The story behind this general feeling is probably not one of honest scholarship. Demographers and scientists have observed that economic growth accompanies population growth, that there is more food per person than at any point in history, and that huge efficiency gains in many areas mean that the world can support even more than the 9 or 10 billion at which the world’s population will peak. While there are many reasons for dropping fertility rates, the story of the new attitude toward children is one of values.

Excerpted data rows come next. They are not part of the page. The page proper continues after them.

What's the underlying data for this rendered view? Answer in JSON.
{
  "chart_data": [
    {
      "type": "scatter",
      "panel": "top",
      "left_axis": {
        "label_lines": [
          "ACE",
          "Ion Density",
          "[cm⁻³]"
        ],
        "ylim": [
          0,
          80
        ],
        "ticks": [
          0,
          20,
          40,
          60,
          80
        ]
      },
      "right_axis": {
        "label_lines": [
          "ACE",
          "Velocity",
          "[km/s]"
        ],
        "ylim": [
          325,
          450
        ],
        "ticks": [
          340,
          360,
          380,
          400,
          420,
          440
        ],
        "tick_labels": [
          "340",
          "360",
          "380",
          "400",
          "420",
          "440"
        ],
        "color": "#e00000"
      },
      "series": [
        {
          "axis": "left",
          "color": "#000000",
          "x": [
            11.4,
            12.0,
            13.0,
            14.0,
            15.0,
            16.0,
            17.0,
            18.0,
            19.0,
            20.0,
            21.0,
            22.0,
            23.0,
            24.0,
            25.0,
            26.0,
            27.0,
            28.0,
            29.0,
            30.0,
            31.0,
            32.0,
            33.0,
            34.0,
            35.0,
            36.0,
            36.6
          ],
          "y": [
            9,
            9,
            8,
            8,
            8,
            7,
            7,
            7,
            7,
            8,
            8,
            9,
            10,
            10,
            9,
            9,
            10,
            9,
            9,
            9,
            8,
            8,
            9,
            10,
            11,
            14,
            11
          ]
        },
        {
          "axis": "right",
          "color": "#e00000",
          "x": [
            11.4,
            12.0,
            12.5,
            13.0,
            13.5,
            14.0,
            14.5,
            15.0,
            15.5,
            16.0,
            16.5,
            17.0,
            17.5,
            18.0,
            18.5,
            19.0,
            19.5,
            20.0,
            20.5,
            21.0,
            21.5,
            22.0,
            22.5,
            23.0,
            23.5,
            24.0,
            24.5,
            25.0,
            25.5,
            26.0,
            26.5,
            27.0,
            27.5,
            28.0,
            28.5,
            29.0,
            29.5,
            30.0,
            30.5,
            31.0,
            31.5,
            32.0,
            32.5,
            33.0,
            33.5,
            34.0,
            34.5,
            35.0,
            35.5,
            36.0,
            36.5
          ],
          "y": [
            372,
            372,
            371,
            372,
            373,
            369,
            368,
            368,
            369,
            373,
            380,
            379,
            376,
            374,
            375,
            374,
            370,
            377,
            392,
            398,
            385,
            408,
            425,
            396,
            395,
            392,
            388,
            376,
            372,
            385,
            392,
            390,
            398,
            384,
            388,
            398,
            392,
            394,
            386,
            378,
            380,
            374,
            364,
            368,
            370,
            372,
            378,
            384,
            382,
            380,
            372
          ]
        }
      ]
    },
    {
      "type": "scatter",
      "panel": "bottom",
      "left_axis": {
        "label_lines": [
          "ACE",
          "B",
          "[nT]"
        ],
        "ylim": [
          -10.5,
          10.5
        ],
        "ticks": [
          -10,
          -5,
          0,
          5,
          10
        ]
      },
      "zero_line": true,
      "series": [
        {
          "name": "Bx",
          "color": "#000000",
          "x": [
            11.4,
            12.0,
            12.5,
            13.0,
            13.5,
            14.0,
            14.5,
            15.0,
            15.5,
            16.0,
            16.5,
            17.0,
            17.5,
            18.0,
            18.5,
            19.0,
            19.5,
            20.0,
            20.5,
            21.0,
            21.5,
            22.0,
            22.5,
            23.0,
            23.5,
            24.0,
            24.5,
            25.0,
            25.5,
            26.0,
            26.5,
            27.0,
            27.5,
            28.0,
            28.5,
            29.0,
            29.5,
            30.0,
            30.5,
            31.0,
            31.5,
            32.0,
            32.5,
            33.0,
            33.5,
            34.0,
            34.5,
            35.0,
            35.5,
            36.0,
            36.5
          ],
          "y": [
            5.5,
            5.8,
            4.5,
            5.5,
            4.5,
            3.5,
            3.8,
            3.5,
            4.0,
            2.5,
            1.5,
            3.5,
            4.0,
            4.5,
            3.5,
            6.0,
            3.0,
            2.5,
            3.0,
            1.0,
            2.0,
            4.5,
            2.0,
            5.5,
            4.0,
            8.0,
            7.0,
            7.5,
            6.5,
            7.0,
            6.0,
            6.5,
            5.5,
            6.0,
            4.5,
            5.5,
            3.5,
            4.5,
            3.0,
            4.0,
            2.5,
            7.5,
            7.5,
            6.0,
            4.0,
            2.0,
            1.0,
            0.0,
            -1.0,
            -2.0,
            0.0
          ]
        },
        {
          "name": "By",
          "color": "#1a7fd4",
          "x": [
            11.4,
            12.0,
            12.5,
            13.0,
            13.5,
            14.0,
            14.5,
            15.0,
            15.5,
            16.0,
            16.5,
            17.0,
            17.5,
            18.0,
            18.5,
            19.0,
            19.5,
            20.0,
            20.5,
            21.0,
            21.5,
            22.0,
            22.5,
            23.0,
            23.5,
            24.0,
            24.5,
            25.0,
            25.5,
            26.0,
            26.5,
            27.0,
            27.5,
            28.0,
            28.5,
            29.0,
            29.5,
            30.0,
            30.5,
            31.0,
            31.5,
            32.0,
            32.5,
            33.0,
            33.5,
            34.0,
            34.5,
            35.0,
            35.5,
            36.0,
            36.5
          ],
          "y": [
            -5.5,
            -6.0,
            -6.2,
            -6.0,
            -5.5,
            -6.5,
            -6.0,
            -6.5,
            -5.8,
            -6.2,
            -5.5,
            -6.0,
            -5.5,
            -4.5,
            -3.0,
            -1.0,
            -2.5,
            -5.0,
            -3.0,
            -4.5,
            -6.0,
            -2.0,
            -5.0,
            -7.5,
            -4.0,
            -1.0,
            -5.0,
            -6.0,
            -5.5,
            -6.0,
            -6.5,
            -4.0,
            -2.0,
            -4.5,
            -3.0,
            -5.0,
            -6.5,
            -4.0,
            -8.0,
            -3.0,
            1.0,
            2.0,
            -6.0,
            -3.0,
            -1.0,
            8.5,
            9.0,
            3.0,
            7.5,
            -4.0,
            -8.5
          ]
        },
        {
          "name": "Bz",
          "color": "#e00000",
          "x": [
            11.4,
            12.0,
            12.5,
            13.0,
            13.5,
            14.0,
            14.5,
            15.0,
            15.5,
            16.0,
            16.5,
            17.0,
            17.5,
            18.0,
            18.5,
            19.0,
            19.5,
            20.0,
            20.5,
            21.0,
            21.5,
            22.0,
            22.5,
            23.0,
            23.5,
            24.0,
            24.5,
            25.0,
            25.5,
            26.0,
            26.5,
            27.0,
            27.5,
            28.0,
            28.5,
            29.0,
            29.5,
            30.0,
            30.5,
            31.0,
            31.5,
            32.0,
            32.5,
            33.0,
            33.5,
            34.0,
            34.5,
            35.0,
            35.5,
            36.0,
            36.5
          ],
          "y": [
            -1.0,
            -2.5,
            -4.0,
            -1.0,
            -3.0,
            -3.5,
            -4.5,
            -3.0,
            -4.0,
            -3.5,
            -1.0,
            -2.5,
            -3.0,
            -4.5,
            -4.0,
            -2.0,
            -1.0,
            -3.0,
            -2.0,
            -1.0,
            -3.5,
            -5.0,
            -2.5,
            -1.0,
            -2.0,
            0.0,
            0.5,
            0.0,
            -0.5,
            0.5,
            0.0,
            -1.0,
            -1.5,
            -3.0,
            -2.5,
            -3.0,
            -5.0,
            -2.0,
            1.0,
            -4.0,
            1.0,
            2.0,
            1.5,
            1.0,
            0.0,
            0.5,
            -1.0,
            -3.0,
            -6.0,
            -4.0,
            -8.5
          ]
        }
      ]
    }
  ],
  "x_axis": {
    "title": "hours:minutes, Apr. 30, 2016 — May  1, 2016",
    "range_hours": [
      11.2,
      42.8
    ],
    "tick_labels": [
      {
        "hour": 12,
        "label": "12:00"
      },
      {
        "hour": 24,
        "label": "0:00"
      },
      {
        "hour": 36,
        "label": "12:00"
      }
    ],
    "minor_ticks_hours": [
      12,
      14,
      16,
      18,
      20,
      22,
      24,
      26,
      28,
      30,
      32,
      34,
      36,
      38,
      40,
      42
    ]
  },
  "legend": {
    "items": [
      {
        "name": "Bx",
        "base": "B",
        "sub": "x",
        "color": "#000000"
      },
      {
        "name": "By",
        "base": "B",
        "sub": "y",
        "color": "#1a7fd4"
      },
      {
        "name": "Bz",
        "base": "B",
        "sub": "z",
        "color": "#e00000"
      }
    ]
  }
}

I don’t think anyone could really have imagined in 1750, as modernity newly lit the world, that anyone other than ascetics would intentionally avoid having children. Fruitfulness was one thing to which the moral structure of almost every old society had pointed; whether in the West or East. It would surprise our ancestors to see a growing movement of people who support laws that would restrict women from having more than a few kids, or who see children as impediments to an independent and fulfilling lifestyle.

As someone who has had the now uncommon experience of having five siblings, I feel like my values surrounding children, birth or maybe life in general, are very distant from the popular ones. It’s easy to feel like I’m speaking another language–I find myself confused at the confusion caused when I tell my peers that my plans for the future are to get married and have kids. The culture of many twenty-somethings is one where kids are foreign creatures, marriage is an abstraction, and pregnancy is a plot point in a sexual narrative. My most cherished memories in life involve the time spent with siblings and cousins; I wonder if the fragmented individualism of the society we live in has started to strip away these most basic of human feelings.

Nevertheless, I think the future is bright. There is new, early evidence that societies that get to a high enough level of human development see rises in their fertility rate. Whether or not this is really the case, it is clear that the people who will be around in a few generations will be the descendants of those among us who value children enough to have them. If there is any heritage, biological or cultural, that parents pass down to children, it can never be a heritage of not having children–childlessness is not hereditary. When the misanthropy of our generation inevitably strangles itself, the earth will be the inheritance of the rest.